Lukas Volume 3 - Minggu 1 Rabu

Banyak Diampuni, Banyak Berbuat Kasih
Lukas 7:47-48
Sebab itu Aku berkata kepadamu: Dosanya yang banyak itu telah diampuni, sebab ia telah banyak berbuat kasih. Tetapi orang yang sedikit diampuni, sedikit juga ia berbuat kasih.” Lalu Ia berkata kepada perempuan itu: “Dosamu telah diampuni.”
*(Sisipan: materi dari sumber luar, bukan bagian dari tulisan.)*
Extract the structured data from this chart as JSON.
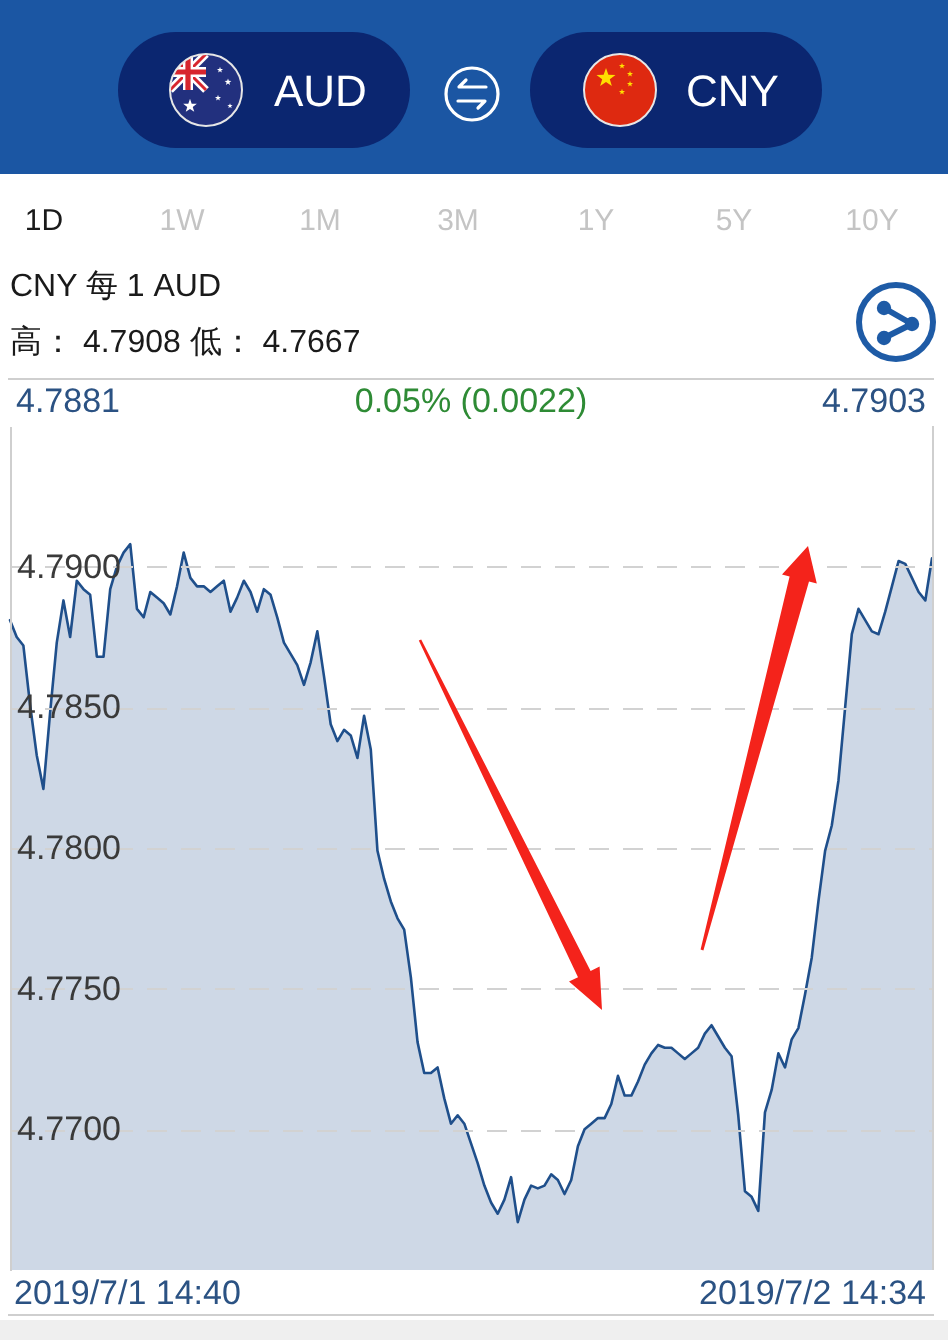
{
  "chart_data": {
    "type": "area",
    "title": "CNY 每 1 AUD",
    "subtitle": "高： 4.7908 低： 4.7667",
    "annotations": [
      "AUD",
      "CNY",
      "1D",
      "1W",
      "1M",
      "3M",
      "1Y",
      "5Y",
      "10Y",
      "4.7881",
      "0.05% (0.0022)",
      "4.7903",
      "2019/7/1 14:40",
      "2019/7/2 14:34"
    ],
    "categories": [
      null,
      null,
      null,
      null,
      null,
      null,
      null,
      null,
      null,
      null,
      null,
      null,
      null,
      null,
      null,
      null,
      null,
      null,
      null,
      null,
      null,
      null,
      null,
      null,
      null,
      null,
      null,
      null,
      null,
      null,
      null,
      null,
      null,
      null,
      null,
      null,
      null,
      null,
      null,
      null,
      null,
      null,
      null,
      null,
      null,
      null,
      null,
      null,
      null,
      null,
      null,
      null,
      null,
      null,
      null,
      null,
      null,
      null,
      null,
      null,
      null,
      null,
      null,
      null,
      null,
      null,
      null,
      null,
      null,
      null,
      null,
      null,
      null,
      null,
      null,
      null,
      null,
      null,
      null,
      null,
      null,
      null,
      null,
      null,
      null,
      null,
      null,
      null,
      null,
      null,
      null,
      null,
      null,
      null,
      null,
      null,
      null,
      null,
      null,
      null,
      null,
      null,
      null,
      null,
      null,
      null,
      null,
      null,
      null,
      null,
      null,
      null,
      null,
      null,
      null,
      null,
      null,
      null,
      null,
      null,
      null,
      null,
      null,
      null,
      null,
      null,
      null,
      null,
      null,
      null,
      null,
      null,
      null,
      null,
      null,
      null,
      null,
      null,
      null
    ],
    "series": [
      {
        "color": "#1f4f8b",
        "values": [
          4.7881,
          4.7875,
          4.7872,
          4.7851,
          4.7833,
          4.7821,
          4.7848,
          4.7873,
          4.7888,
          4.7875,
          4.7895,
          4.7892,
          4.789,
          4.7868,
          4.7868,
          4.7892,
          4.79,
          4.7905,
          4.7908,
          4.7885,
          4.7882,
          4.7891,
          4.7889,
          4.7887,
          4.7883,
          4.7893,
          4.7905,
          4.7896,
          4.7893,
          4.7893,
          4.7891,
          4.7893,
          4.7895,
          4.7884,
          4.7889,
          4.7895,
          4.7891,
          4.7884,
          4.7892,
          4.789,
          4.7882,
          4.7873,
          4.7869,
          4.7865,
          4.7858,
          4.7866,
          4.7877,
          4.7861,
          4.7844,
          4.7838,
          4.7842,
          4.784,
          4.7832,
          4.7847,
          4.7835,
          4.7799,
          4.7789,
          4.7781,
          4.7775,
          4.7771,
          4.7754,
          4.7731,
          4.772,
          4.772,
          4.7722,
          4.7711,
          4.7702,
          4.7705,
          4.7702,
          4.7695,
          4.7688,
          4.768,
          4.7674,
          4.767,
          4.7675,
          4.7683,
          4.7667,
          4.7675,
          4.768,
          4.7679,
          4.768,
          4.7684,
          4.7682,
          4.7677,
          4.7682,
          4.7694,
          4.77,
          4.7702,
          4.7704,
          4.7704,
          4.7709,
          4.7719,
          4.7712,
          4.7712,
          4.7717,
          4.7723,
          4.7727,
          4.773,
          4.7729,
          4.7729,
          4.7727,
          4.7725,
          4.7727,
          4.7729,
          4.7734,
          4.7737,
          4.7733,
          4.7729,
          4.7726,
          4.7705,
          4.7678,
          4.7676,
          4.7671,
          4.7706,
          4.7714,
          4.7727,
          4.7722,
          4.7732,
          4.7736,
          4.7748,
          4.7761,
          4.7781,
          4.7799,
          4.7808,
          4.7824,
          4.785,
          4.7876,
          4.7885,
          4.7881,
          4.7877,
          4.7876,
          4.7884,
          4.7893,
          4.7902,
          4.7901,
          4.7896,
          4.7891,
          4.7888,
          4.7903
        ]
      }
    ],
    "ylim": [
      4.765,
      4.795
    ],
    "yticks": [
      {
        "value": 4.77,
        "label": "4.7700"
      },
      {
        "value": 4.775,
        "label": "4.7750"
      },
      {
        "value": 4.78,
        "label": "4.7800"
      },
      {
        "value": 4.785,
        "label": "4.7850"
      },
      {
        "value": 4.79,
        "label": "4.7900"
      }
    ],
    "tick_labels": "y",
    "grid": "y"
  }
}
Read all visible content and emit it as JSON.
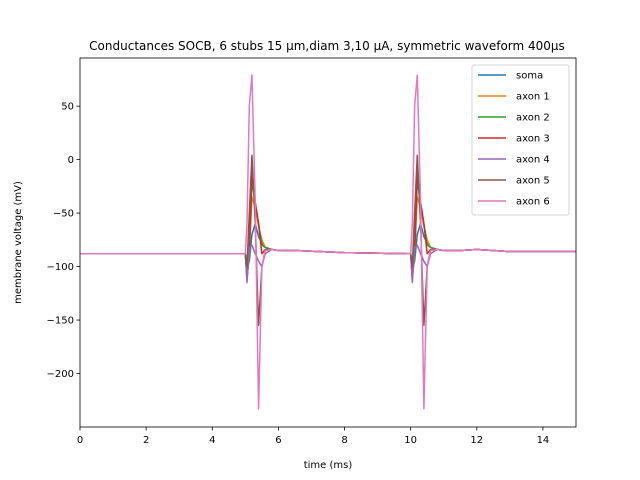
{
  "chart_data": {
    "type": "line",
    "title": "Conductances SOCB, 6 stubs 15 µm,diam 3,10 µA, symmetric waveform 400µs",
    "xlabel": "time (ms)",
    "ylabel": "membrane voltage (mV)",
    "xlim": [
      0,
      15
    ],
    "ylim": [
      -250,
      95
    ],
    "xticks": [
      0,
      2,
      4,
      6,
      8,
      10,
      12,
      14
    ],
    "yticks": [
      50,
      0,
      -50,
      -100,
      -150,
      -200
    ],
    "ytick_labels": [
      "50",
      "0",
      "−50",
      "−100",
      "−150",
      "−200"
    ],
    "legend_position": "top-right",
    "grid": false,
    "series": [
      {
        "name": "soma",
        "color": "#1f77b4",
        "x": [
          0,
          5.0,
          5.05,
          5.12,
          5.2,
          5.3,
          5.4,
          5.5,
          5.6,
          5.8,
          6.0,
          6.5,
          8,
          10.0,
          10.05,
          10.12,
          10.2,
          10.3,
          10.4,
          10.5,
          10.6,
          10.8,
          11.0,
          11.5,
          12,
          13,
          15
        ],
        "y": [
          -88,
          -88,
          -100,
          -95,
          -70,
          -60,
          -72,
          -78,
          -82,
          -84,
          -85,
          -85,
          -87,
          -88,
          -100,
          -95,
          -70,
          -60,
          -72,
          -78,
          -82,
          -84,
          -85,
          -85,
          -84,
          -86,
          -86
        ]
      },
      {
        "name": "axon 1",
        "color": "#ff7f0e",
        "x": [
          0,
          5.0,
          5.05,
          5.12,
          5.2,
          5.3,
          5.4,
          5.5,
          5.6,
          5.8,
          6.0,
          6.5,
          8,
          10.0,
          10.05,
          10.12,
          10.2,
          10.3,
          10.4,
          10.5,
          10.6,
          10.8,
          11.0,
          11.5,
          12,
          13,
          15
        ],
        "y": [
          -88,
          -88,
          -110,
          -90,
          -35,
          -45,
          -62,
          -75,
          -82,
          -84,
          -85,
          -85,
          -87,
          -88,
          -110,
          -90,
          -35,
          -45,
          -62,
          -75,
          -82,
          -84,
          -85,
          -85,
          -84,
          -86,
          -86
        ]
      },
      {
        "name": "axon 2",
        "color": "#2ca02c",
        "x": [
          0,
          5.0,
          5.05,
          5.12,
          5.2,
          5.3,
          5.4,
          5.5,
          5.6,
          5.8,
          6.0,
          6.5,
          8,
          10.0,
          10.05,
          10.12,
          10.2,
          10.3,
          10.4,
          10.5,
          10.6,
          10.8,
          11.0,
          11.5,
          12,
          13,
          15
        ],
        "y": [
          -88,
          -88,
          -110,
          -90,
          -20,
          -40,
          -60,
          -80,
          -82,
          -84,
          -85,
          -85,
          -87,
          -88,
          -110,
          -90,
          -20,
          -40,
          -60,
          -80,
          -82,
          -84,
          -85,
          -85,
          -84,
          -86,
          -86
        ]
      },
      {
        "name": "axon 3",
        "color": "#d62728",
        "x": [
          0,
          5.0,
          5.05,
          5.12,
          5.2,
          5.3,
          5.4,
          5.5,
          5.6,
          5.8,
          6.0,
          6.5,
          8,
          10.0,
          10.05,
          10.12,
          10.2,
          10.3,
          10.4,
          10.5,
          10.6,
          10.8,
          11.0,
          11.5,
          12,
          13,
          15
        ],
        "y": [
          -88,
          -88,
          -112,
          -80,
          -10,
          -40,
          -60,
          -88,
          -84,
          -84,
          -85,
          -85,
          -87,
          -88,
          -112,
          -80,
          -10,
          -40,
          -60,
          -88,
          -84,
          -84,
          -85,
          -85,
          -84,
          -86,
          -86
        ]
      },
      {
        "name": "axon 4",
        "color": "#9467bd",
        "x": [
          0,
          5.0,
          5.05,
          5.12,
          5.2,
          5.3,
          5.4,
          5.5,
          5.6,
          5.8,
          6.0,
          6.5,
          8,
          10.0,
          10.05,
          10.12,
          10.2,
          10.3,
          10.4,
          10.5,
          10.6,
          10.8,
          11.0,
          11.5,
          12,
          13,
          15
        ],
        "y": [
          -88,
          -88,
          -115,
          -82,
          -80,
          -88,
          -95,
          -100,
          -88,
          -84,
          -85,
          -85,
          -87,
          -88,
          -115,
          -82,
          -80,
          -88,
          -95,
          -100,
          -88,
          -84,
          -85,
          -85,
          -84,
          -86,
          -86
        ]
      },
      {
        "name": "axon 5",
        "color": "#8c564b",
        "x": [
          0,
          5.0,
          5.05,
          5.12,
          5.2,
          5.3,
          5.4,
          5.5,
          5.6,
          5.8,
          6.0,
          6.5,
          8,
          10.0,
          10.05,
          10.12,
          10.2,
          10.3,
          10.4,
          10.5,
          10.6,
          10.8,
          11.0,
          11.5,
          12,
          13,
          15
        ],
        "y": [
          -88,
          -88,
          -100,
          -50,
          4,
          -60,
          -155,
          -100,
          -85,
          -84,
          -85,
          -85,
          -87,
          -88,
          -100,
          -50,
          4,
          -60,
          -155,
          -100,
          -85,
          -84,
          -85,
          -85,
          -84,
          -86,
          -86
        ]
      },
      {
        "name": "axon 6",
        "color": "#e377c2",
        "x": [
          0,
          5.0,
          5.05,
          5.12,
          5.2,
          5.3,
          5.4,
          5.5,
          5.6,
          5.8,
          6.0,
          6.5,
          8,
          10.0,
          10.05,
          10.12,
          10.2,
          10.3,
          10.4,
          10.5,
          10.6,
          10.8,
          11.0,
          11.5,
          12,
          13,
          15
        ],
        "y": [
          -88,
          -88,
          -60,
          50,
          79,
          -40,
          -233,
          -100,
          -85,
          -84,
          -85,
          -85,
          -87,
          -88,
          -60,
          50,
          79,
          -40,
          -233,
          -100,
          -85,
          -84,
          -85,
          -85,
          -84,
          -86,
          -86
        ]
      }
    ]
  }
}
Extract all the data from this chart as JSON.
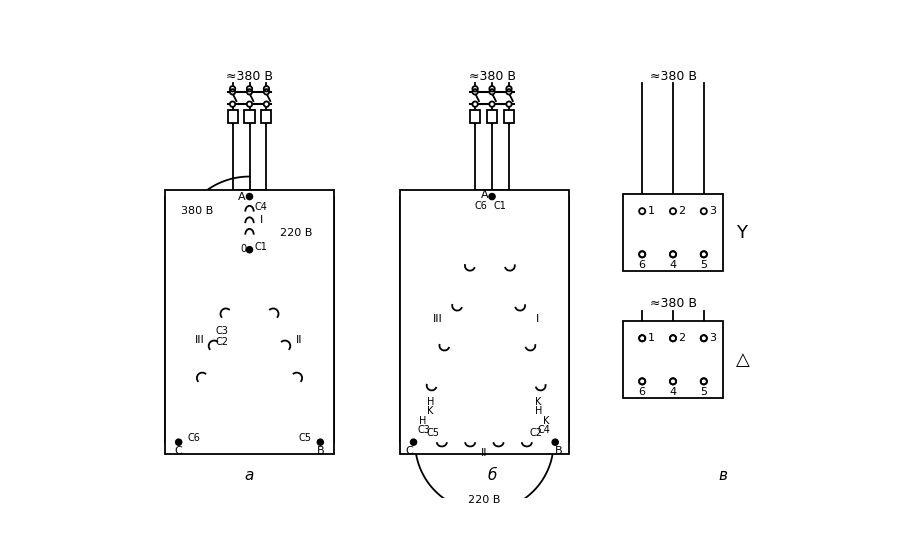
{
  "bg_color": "#ffffff",
  "line_color": "#000000",
  "title_a": "а",
  "title_b": "б",
  "title_c": "в",
  "label_380_a": "≈380 В",
  "label_380_b": "≈380 В",
  "label_380_v1": "≈380 В",
  "label_380_v2": "≈380 В",
  "label_380_inner_a": "380 В",
  "label_220_a": "220 В",
  "label_220_b": "220 В",
  "label_A": "A",
  "label_B": "B",
  "label_C": "C",
  "label_I": "I",
  "label_II": "II",
  "label_III": "III",
  "label_0": "0",
  "label_C1": "C1",
  "label_C2": "C2",
  "label_C3": "C3",
  "label_C4": "C4",
  "label_C5": "C5",
  "label_C6": "C6",
  "label_H": "H",
  "label_K": "K",
  "star_symbol": "Y",
  "delta_symbol": "△"
}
Ayat Bacaan: Luk. 7:36-50; 1 Kor. 11:15; 2 Kor. 5:14

Setelah menguatkan dan memuji pelopor-Nya (Luk. 7:24-35), Tuhan Yesus diundang oleh seorang Farisi untuk makan di rumahnya. Dengan menerima undangan orang Farisi itu untuk datang makan ke rumahnya, Tuhan Yesus memberi satu kesempatan berharga bagi seorang perempuan berdosa yang telah diampuni untuk menyatakan kasihnya kepada Tuhan.
Lukas 7:37-38 mencatat, “Ketika perempuan itu mendengar, bahwa Yesus sedang makan di rumah orang Farisi itu, datanglah ia membawa sebuah buli-buli pualam berisi minyak wangi. Sambil menangis ia pergi berdiri di belakang Yesus dekat kaki-Nya, lalu membasahi kaki-Nya itu dengan air matanya dan menyekanya dengan rambutnya, kemudian ia mencium kaki-Nya dan meminyakinya dengan minyak wangi itu.” Rambut adalah kemuliaan bagi seorang perempuan (1 Kor. 11:15). Melalui menyeka kaki Tuhan dengan rambutnya, perempuan itu mengasihi Dia dengan kemuliaannya.
Karunia pengampunan Allah tidak saja membuat kita takwa kepada-Nya, juga membuat kita lebih cinta kepada-Nya. Setelah perempuan itu mendapatkan pengampunan Tuhan, bukan saja ia tidak berdosa lagi, bahkan dengan segala yang dimilikinya, ia menyatakan kasihnya kepada Tuhan. Hal ini sesuai dengan yang Tuhan katakan, “Dosanya yang banyak itu telah diampuni, sebab ia telah banyak berbuat kasih. Tetapi orang yang sedikit diampuni, sedikit juga ia berbuat kasih” (Luk. 7:47).
Kasih kita kepada Tuhan adalah hasil dari pengampunan-Nya atas dosa-dosa kita. Orang yang telah diampuni sewajarnya mengasihi Tuhan. Kalau tidak demikian, sungguh keterlaluan. Namun sayang, hari ini banyak orang berlaku seperti Simon, merasa diri sendiri tidak berdosa dan tidak merasa perlu akan pengampunan (Luk. 7:39). Tetapi kalau Tuhan menerangi kita, barulah kita mengetahui betapa banyaknya hutang dosa kita kepada Tuhan dan kita tidak mungkin sanggup membayarnya. Namun oleh belas kasih-Nya, hutang dosa kita telah dihapuskan. Sekarang, sepatutnyalah kita mengasihi Dia, melayani Dia, bahkan mencurahkan seluruh diri kita kepada-Nya, bukan karena paksaan melainkan karena dorongan kasih-Nya di dalam kita (2 Kor. 5:14).

24 November 2008

Lukas Volume 3 - Minggu 1 Selasa

Tidak Tersandung Karena Tuhan
Lukas 7:22b-23
“Orang buta melihat, orang lumpuh berjalan, orang kusta menjadi tahir, orang tuli mendengar, orang mati dibangkitkan dan kepada orang miskin diberitakan kabar baik. Dan berbahagialah orang yang tidak menjadi kecewa dan menolak Aku.”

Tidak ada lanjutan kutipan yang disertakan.